Despite these discouraging signals, there is a faint stirring of hope that this budget season will bring modest relief.
It is unlikely to come from Ottawa. Flaherty has ruled out “risky new spending schemes” — by which he means improved social programs. His March budget might include a couple of targeted poverty-alleviation measures for aboriginal Canadians, but nothing broadly based. On the tax side, he aims to reduce the number of brackets, making it less progressive and allowing high-income earners to keep more of their money. (Canada and the U.S. are going in opposite directions on this issue. Washington’s top personal tax rate is 35 per cent. It is slated to rise to 39.6 per cent next year. Ottawa’s top rate is 29 per cent. It is expected to remain stable or go down.)
While the finance minister holds down the brakes, his colleagues seem bent on yanking the tubes out of Canada’s diminished shock absorbers.
Finley is making it harder to get employment insurance. Immigration Minister Jason Kenney is making it harder for new Canadians to rebuild their family support networks in this country. Revenue Minister Gail Shea is making it harder for Canadians without Internet access — typically the poor and the elderly — to claim tax refunds and credits. Infrastructure Minister Denis Lebel is making it harder for the provinces and municipalities to plan public works projects and hire workers. And Labour Minister Lisa Raitt is weakening the collective bargaining system.
Curious, isn't it? Obama has just pledged to use his second term to restore "the basic bargain" between his state and its blue and white collar working class.
The president made wide-ranging proposals for investments in schools and infrastructure, and a sharp increase in the minimum wage to ensure that "no one who works full-time should have to live in poverty" as he told Congress that it is this generation's task to return to a time when US governments represented all the people. But he also pledged that his proposals will not add to the US's burgeoning deficit.
"It is our unfinished task to restore the basic bargain that built this country – the idea that if you work hard and meet your responsibilities, you can get ahead, no matter where you come from, what you look like, or who you love," the president said. "It is our unfinished task to make sure that this government works on behalf of the many, and not just the few; that it encourages free enterprise, rewards individual initiative, and opens the doors of opportunity to every child across this great nation of ours."
Obama used the speech to call for fairness and decency in other areas of American political life – from immigration reform and gay rights to legislation to protect women from violence and to reduce the terrible toll in lives claimed by guns.

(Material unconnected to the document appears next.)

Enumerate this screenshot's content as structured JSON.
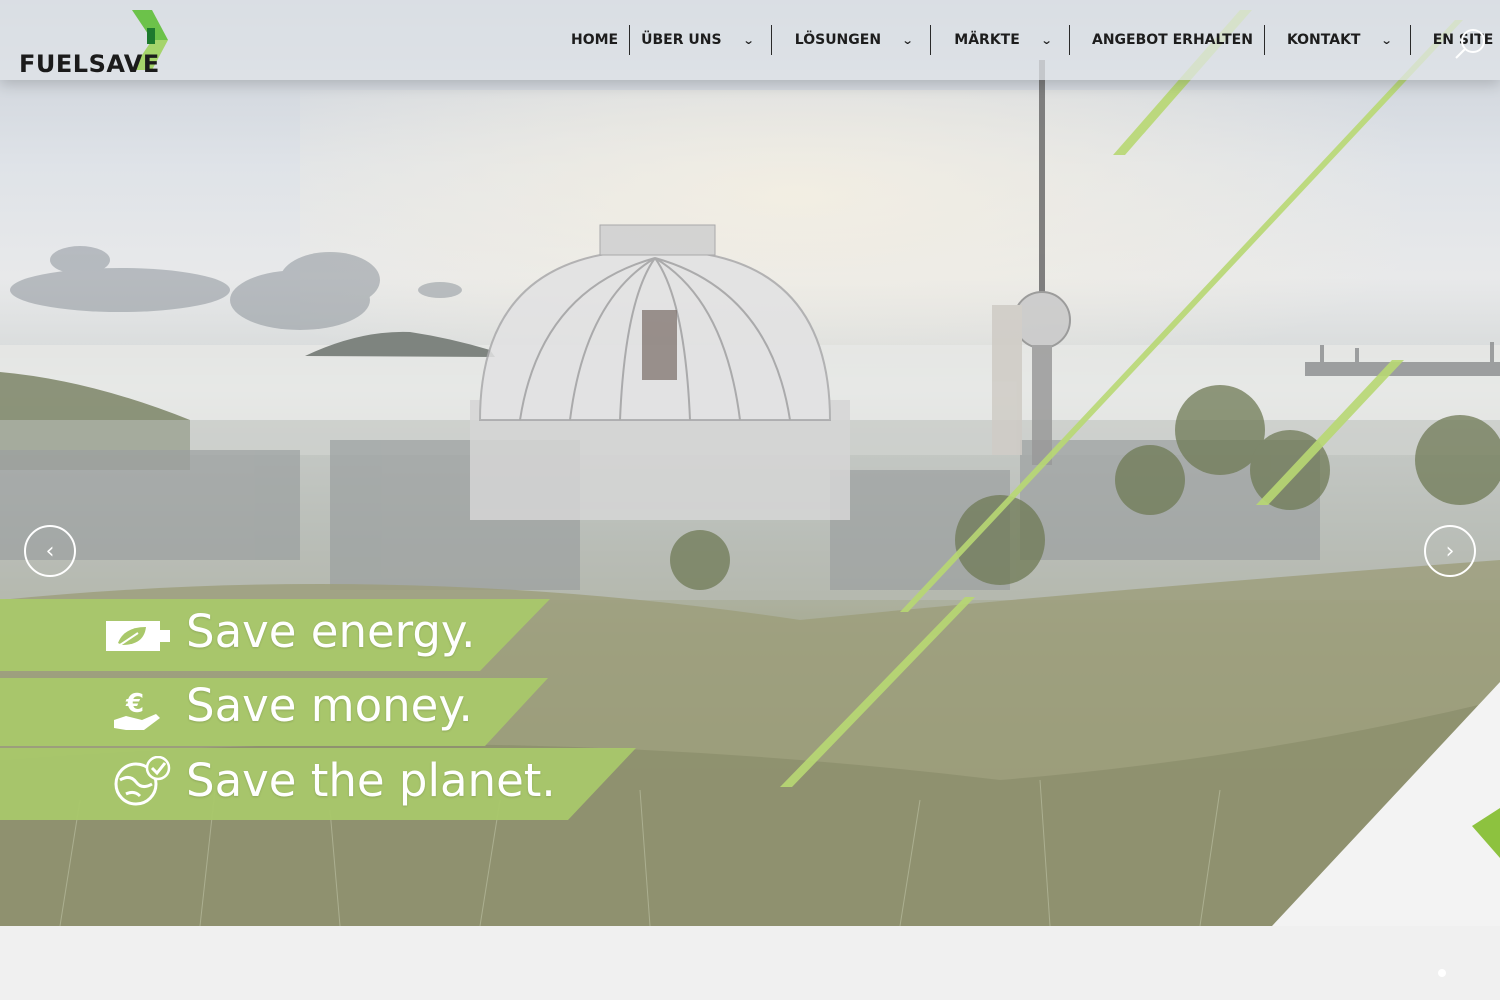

"Our economy is adding jobs – but too many people still can't find full-time employment. Corporate profits have rocketed to all-time highs – but for more than a decade, wages and incomes have barely budged," he said.

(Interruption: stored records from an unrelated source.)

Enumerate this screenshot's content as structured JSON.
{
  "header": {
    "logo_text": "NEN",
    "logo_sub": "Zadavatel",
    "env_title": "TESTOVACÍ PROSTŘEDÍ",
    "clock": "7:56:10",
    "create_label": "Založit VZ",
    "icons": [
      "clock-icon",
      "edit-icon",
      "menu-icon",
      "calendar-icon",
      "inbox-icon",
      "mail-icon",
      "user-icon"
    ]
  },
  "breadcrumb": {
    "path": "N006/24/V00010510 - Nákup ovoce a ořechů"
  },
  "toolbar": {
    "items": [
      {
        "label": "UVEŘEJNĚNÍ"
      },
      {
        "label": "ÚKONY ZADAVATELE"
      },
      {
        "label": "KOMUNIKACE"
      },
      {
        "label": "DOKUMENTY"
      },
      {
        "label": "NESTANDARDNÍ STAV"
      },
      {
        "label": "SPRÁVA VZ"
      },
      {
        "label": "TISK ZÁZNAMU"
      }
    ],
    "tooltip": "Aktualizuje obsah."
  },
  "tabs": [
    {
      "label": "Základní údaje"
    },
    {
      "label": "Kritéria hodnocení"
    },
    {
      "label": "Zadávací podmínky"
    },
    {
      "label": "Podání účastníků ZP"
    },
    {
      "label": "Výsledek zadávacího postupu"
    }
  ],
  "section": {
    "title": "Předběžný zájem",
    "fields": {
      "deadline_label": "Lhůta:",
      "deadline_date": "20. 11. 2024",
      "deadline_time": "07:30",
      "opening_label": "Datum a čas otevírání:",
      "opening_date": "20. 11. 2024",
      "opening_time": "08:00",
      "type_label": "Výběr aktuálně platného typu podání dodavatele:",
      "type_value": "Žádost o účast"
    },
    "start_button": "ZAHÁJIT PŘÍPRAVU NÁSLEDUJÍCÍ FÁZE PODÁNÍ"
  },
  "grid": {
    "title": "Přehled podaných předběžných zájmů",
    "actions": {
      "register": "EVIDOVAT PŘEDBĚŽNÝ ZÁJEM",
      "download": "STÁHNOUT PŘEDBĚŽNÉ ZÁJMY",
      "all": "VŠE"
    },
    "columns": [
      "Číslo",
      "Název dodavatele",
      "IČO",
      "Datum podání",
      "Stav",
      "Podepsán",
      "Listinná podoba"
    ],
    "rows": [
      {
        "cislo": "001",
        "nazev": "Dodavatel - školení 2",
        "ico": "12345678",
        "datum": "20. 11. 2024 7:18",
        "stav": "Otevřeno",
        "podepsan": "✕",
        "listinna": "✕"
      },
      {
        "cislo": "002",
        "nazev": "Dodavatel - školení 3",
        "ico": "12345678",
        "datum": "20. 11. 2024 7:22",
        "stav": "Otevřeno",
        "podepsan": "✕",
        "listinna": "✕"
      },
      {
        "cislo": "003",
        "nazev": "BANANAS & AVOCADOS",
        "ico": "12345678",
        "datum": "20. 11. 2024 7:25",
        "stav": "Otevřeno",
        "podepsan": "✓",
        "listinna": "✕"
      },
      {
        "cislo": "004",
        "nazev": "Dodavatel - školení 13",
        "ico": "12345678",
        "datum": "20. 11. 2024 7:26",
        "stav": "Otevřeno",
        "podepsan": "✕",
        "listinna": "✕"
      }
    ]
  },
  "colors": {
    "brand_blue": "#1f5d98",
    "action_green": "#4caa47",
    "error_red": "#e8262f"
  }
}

The president said it was wrong that in such a rich country working people should live hand-to-mouth.
"Tonight, let's declare that in the wealthiest nation on Earth, no one who works full-time should have to live in poverty, and raise the federal minimum wage to $9 an hour. This single step would raise the incomes of millions of working families. It could mean the difference between groceries or the food bank; rent or eviction; scraping by or finally getting ahead. For businesses across the country, it would mean customers with more money in their pockets," he said.
...Instead of cuts to services, the president said that what is required is to make the rich and big business pay their fair share. "To hit the rest of our deficit reduction target, we should do what leaders in both parties have already suggested, and save hundreds of billions of dollars by getting rid of tax loopholes and deductions for the well-off and well-connected. After all, why would we choose to make deeper cuts to education and Medicare just to protect special interest tax breaks? How is that fair? How does that promote growth?" he said.
But, in Canada, who makes Steve Harper explain why we should make deeper cuts to Canada's social safety net and progressive taxation "just to protect special interest tax breaks? How is that fair? How does that promote growth?" Who will restore Canada's "basic bargain"?